Pound falls on weak GDP data
Currencies Direct October 26th 2009 - 2 minute read

In the wake of Friday’s horrendous GDP data, there is now growing speculation that the Bank of England will extend their QE programme at the next meeting on November 5. This was reiterated by former MPC member Mr Blanchflower who on Bloomberg TV noted that the Bank of England will have to do another GBP50 billion and they could extend by as much as GBP250 billion in all from the current GBP175 billion. Naturally this is not good news for the pound and it is understandably under pressure this morning in the markets- the next major level on GBP/USD is 1.6240 and on GBP/EUR 1.0750.
Today is the last installment of the oil company purchase of GBP from USD- the company has needed to turn USD into sterling in order to pay shareholder dividends and this could offer GBP/USD some support for today.
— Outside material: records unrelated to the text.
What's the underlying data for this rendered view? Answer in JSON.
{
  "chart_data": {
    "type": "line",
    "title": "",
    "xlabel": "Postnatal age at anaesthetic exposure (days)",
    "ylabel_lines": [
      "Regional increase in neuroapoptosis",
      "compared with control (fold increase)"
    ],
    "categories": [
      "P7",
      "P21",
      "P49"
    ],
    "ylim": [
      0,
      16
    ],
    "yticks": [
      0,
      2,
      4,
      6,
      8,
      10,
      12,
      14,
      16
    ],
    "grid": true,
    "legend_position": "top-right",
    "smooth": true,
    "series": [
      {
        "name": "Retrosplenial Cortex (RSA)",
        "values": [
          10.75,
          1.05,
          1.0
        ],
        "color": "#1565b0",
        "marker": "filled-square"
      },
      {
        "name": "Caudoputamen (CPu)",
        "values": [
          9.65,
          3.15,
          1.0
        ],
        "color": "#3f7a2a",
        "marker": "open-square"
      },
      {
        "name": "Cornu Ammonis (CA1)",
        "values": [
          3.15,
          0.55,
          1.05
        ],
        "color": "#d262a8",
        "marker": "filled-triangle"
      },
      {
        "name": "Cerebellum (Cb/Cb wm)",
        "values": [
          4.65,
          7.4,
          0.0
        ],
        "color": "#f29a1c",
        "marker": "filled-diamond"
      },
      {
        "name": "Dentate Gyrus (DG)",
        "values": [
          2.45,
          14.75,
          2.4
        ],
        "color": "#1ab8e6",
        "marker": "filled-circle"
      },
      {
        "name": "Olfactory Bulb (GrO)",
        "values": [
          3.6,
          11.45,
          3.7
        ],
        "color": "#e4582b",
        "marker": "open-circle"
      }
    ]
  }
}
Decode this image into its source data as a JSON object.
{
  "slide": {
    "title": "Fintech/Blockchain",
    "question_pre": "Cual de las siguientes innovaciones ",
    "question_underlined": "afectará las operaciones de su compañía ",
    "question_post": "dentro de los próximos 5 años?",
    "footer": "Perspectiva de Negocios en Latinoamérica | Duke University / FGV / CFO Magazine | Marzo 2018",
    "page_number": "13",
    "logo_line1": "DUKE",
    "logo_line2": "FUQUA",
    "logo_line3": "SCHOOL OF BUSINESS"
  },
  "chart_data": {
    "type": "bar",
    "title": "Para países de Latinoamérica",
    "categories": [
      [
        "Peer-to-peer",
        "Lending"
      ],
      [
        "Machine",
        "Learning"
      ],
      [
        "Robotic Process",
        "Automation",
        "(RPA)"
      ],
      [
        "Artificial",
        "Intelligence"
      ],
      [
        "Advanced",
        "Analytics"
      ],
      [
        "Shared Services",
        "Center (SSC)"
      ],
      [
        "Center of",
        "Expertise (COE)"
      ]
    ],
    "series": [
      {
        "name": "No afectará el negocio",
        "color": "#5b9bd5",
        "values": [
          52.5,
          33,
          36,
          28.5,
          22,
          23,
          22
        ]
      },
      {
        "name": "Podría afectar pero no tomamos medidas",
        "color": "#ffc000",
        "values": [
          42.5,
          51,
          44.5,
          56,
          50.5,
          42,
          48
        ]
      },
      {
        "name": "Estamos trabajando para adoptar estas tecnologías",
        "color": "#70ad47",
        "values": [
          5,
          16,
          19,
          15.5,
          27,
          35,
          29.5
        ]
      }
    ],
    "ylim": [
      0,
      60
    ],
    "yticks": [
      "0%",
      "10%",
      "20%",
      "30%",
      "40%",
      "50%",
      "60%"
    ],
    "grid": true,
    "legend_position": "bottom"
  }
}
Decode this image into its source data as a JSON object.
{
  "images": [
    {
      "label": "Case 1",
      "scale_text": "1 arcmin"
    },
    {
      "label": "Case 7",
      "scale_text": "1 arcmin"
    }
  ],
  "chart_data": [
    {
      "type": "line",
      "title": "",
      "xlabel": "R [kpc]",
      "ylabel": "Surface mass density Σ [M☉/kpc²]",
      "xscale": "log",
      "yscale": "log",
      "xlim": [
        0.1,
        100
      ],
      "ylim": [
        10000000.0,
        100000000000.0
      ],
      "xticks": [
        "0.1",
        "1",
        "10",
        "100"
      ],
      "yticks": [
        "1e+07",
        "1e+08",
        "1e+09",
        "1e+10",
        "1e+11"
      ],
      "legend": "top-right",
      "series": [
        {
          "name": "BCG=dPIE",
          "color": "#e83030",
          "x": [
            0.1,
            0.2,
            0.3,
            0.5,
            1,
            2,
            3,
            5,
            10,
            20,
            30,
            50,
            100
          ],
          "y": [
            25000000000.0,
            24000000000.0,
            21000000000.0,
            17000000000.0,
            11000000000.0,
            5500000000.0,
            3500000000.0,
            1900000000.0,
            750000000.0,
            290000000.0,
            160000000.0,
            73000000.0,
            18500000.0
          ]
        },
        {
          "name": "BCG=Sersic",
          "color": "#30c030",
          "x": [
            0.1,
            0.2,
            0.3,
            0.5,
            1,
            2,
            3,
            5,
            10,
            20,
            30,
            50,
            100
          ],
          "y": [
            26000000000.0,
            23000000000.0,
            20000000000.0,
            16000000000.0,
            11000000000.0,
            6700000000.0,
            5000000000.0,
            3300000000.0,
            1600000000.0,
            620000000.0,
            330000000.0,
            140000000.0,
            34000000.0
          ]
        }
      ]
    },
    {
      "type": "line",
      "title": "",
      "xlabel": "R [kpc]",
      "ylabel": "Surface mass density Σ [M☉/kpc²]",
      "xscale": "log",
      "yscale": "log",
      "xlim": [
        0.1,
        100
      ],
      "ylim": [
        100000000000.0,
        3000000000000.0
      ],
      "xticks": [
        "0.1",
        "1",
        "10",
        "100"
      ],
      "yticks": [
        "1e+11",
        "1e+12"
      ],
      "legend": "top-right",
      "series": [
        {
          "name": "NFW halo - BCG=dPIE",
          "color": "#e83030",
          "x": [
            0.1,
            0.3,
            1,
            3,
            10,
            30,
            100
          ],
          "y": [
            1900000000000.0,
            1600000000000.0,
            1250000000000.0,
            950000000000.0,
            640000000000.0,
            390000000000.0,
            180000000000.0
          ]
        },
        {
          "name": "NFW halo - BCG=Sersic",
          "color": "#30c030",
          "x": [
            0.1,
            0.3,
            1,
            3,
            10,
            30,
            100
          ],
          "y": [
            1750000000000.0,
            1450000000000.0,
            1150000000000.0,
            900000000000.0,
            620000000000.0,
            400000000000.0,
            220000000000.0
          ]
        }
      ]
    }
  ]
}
This morning we have seen data from Germany come in weaker than expected. The November consumer sentiment indicator has come in down at 4.0 against forecasts of 4.5. The decline is symptomatic of growing concerns within the German labour market. EUR/USD is relatively untouched on the news and is holding above 1.50 for now and Thursdays German unemployment data will now be closely scrutinized. If unemployment begins to rise again then the current strength of the euro in particular against the USD will raise concern- this is maybe why there is little follow through in the rally above 1.50. On the other side of the coin an article in the Financial news- which is affiliated with China’s central bank calls for China to increase its reserve holdings of euros and yen and USD holdings should be reduced.
In other news Australian Producer Prices came in weaker than expected at 0.1% against the forecast of 0.3%- this news suggests that tomorrows CPI data may be also weaker and this will alleviate the need for the RBA to raise interest rates quickly to curb inflation- this could soften the AUD strength witnessed recently.